Jackson Pollock and Helen Frankenthaler are obvious influences, as if “Autumn Rhythm” could be an ancestor to these color-intoxicated progeny. The Sun overheard one visitor, who appeared 70 years Mr. Richter’s junior, observing that these murals by Mr. Richter possess the drippy dynamism of being painted “after taking ketamine.” Their smudged surfaces and creamy brushstrokes create the impression of both a breakthrough and a coverup. 

Gerhard Richter, ‘Abstraktes Bild (Abstract Painting)’, 2016. Via the artist and David Zwirner

The former director of the Kunstmuseum Winterthur in Switzerland, Dieter Schwarz, a close associate of Mr. Richter, told the chic crowd gathered for the opening that the German’s method attempts to “wipe out every gesture,” the thick layers of paint both fossilizing and erasing the movements that made them. The effect is texture from up close and almost digital from far away, as if a lava lamp spilled out onto the canvas. 

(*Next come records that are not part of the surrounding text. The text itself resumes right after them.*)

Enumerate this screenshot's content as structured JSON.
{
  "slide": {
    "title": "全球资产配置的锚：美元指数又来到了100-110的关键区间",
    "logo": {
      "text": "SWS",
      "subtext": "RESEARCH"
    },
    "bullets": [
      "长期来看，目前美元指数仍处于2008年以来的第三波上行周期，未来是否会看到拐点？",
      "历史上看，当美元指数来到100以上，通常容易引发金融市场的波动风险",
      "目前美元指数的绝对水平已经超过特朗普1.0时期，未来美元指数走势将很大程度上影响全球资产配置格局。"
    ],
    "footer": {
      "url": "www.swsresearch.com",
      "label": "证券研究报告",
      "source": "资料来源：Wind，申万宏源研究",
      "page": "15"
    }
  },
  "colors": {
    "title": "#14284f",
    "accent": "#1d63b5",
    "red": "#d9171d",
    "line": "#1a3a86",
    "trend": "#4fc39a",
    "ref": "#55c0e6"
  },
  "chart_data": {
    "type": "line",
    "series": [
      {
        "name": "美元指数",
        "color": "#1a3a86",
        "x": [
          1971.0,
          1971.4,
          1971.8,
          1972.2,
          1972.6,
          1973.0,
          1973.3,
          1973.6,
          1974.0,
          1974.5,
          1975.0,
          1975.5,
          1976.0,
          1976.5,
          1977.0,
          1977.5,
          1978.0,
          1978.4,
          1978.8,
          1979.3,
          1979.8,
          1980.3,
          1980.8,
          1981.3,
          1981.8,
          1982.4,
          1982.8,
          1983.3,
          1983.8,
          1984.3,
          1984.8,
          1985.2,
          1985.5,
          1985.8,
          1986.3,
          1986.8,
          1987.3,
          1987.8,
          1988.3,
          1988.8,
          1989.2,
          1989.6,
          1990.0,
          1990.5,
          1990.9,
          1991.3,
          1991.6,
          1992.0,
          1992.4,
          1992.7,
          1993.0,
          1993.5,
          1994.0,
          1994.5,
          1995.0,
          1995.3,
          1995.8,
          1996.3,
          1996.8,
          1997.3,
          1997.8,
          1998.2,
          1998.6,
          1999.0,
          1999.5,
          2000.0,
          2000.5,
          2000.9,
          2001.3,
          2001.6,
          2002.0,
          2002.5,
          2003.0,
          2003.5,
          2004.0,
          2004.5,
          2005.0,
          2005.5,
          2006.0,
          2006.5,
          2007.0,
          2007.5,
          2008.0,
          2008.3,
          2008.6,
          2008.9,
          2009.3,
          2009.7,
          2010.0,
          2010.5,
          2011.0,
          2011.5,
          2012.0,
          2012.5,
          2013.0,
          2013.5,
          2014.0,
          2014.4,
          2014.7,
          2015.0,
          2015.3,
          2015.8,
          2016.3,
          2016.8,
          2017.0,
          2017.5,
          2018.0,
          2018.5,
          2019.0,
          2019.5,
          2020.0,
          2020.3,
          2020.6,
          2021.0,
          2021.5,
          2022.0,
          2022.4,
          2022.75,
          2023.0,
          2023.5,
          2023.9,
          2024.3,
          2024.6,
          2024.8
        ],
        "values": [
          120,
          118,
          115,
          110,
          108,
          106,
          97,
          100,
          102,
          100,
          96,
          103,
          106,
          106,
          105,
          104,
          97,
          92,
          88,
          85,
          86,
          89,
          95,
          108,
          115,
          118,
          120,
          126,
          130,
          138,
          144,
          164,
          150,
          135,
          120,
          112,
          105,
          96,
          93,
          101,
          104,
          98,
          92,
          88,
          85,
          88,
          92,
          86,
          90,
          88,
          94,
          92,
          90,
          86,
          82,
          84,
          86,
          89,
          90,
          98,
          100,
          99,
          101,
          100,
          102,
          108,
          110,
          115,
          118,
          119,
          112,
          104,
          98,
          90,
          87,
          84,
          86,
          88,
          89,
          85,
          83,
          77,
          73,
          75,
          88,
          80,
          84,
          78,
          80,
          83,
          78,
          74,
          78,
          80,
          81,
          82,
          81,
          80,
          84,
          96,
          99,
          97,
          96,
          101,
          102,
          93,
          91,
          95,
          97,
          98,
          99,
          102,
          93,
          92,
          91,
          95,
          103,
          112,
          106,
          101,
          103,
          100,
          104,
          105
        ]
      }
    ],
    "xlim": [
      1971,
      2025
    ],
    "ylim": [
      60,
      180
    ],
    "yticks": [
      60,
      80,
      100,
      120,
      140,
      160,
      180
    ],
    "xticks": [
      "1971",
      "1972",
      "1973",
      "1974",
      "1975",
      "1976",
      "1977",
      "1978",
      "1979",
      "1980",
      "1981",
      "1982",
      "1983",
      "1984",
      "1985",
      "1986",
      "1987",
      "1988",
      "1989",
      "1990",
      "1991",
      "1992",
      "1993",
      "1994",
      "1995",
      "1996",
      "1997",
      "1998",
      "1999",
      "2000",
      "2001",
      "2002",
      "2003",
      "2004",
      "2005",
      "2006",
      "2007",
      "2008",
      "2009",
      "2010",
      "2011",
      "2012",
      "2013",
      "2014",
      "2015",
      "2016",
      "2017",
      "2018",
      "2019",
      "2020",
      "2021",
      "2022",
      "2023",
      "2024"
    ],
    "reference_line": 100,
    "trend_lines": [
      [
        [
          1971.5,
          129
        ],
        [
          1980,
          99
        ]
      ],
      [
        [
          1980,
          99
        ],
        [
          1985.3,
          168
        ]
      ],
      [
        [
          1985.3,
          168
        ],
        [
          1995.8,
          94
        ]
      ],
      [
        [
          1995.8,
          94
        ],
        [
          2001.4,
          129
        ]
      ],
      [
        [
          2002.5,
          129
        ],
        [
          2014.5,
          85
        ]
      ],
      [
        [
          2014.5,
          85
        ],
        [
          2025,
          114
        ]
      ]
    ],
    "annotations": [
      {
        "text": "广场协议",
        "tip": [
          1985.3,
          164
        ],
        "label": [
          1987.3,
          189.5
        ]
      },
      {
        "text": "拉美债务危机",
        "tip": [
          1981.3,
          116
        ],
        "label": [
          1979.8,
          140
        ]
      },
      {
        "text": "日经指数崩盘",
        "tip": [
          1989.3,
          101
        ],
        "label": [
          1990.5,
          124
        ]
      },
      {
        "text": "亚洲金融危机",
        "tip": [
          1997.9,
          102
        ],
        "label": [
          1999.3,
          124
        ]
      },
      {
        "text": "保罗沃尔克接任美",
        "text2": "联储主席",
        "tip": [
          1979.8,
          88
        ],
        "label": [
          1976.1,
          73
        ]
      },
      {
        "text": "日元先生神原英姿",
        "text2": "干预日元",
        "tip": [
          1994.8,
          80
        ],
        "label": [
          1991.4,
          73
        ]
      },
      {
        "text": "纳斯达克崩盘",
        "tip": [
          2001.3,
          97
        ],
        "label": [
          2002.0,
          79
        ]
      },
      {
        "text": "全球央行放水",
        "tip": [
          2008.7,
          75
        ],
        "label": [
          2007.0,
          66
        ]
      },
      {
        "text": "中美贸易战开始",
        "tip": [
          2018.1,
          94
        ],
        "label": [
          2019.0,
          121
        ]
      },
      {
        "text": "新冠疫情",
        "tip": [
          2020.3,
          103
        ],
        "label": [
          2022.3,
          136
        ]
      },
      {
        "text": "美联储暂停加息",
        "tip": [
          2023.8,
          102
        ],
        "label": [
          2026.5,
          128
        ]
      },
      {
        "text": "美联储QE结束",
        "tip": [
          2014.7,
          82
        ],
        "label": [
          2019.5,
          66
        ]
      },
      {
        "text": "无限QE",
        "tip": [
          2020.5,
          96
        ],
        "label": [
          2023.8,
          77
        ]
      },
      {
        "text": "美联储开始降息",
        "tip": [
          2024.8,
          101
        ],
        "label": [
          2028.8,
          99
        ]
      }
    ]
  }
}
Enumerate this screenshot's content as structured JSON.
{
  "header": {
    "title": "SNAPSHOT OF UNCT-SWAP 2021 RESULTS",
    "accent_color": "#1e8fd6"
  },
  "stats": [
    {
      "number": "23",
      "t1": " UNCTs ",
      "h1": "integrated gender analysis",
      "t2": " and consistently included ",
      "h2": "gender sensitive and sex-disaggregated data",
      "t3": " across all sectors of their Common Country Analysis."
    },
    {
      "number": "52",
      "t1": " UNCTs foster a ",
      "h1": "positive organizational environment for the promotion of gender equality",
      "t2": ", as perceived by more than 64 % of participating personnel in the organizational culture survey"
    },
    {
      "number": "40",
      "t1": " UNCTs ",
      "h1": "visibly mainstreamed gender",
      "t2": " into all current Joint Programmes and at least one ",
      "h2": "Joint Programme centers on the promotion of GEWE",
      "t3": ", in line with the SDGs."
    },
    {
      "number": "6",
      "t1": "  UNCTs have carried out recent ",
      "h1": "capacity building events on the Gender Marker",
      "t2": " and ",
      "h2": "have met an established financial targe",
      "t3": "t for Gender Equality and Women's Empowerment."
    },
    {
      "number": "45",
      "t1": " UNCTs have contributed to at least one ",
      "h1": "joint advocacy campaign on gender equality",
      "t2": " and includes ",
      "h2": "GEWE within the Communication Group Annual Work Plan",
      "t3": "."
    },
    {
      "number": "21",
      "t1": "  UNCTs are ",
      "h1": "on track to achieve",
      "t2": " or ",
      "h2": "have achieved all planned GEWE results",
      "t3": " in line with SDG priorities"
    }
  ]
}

Another painting features flesh-colored bands that look like stacked intestines, possessed of an uncanny musculature, like a person turned inside out. Philip Guston’s tubular organ-people come to mind, halfway between abstraction and representation. There is a painting that is an explosion of yellow, and another that is a deconstructed rainbow, ROYGBIV melted down.

Beyond the “Abstrakters Bilder“ are the drawings. They come in two sets. The first, in black, white, and grays, were made with ink and pencil on 8×11 paper, that old printer standby. They are — pick your word — scarred, adorned, gouged, with shapes geographic and cartographic. It is difficult to know whether these are meant to convey continents or microscopic vistas. 

Gerhard Richter, ‘21.9. 2022 (8).’ Via the artist and David Zwirner

The scarification of the white page, its pockmarked intrigue, can appear viral, almost like the advance of a contagion. Some of the drawings are built from lean lines, others are swirling, gaseous, or fungal. Some look like a cold front moving in, majestic after the fashion of a storm on Saturn, impossible turbulence at an unimaginable distance. 

Last is a series called “mood,” a sequence of 31 works on that same white paper but illustrated with inkjet, swirls of red, greens, and yellows. They are reminiscent of the images beamed back from the Webb Telescope, their hi-res accuracy indistinguishable from flights of artistic fancy. In one, a star’s death is caught as an ecstatic emission of light. It’s hard to shake the impression that the interstellar image could have been rendered by Mr. Richter.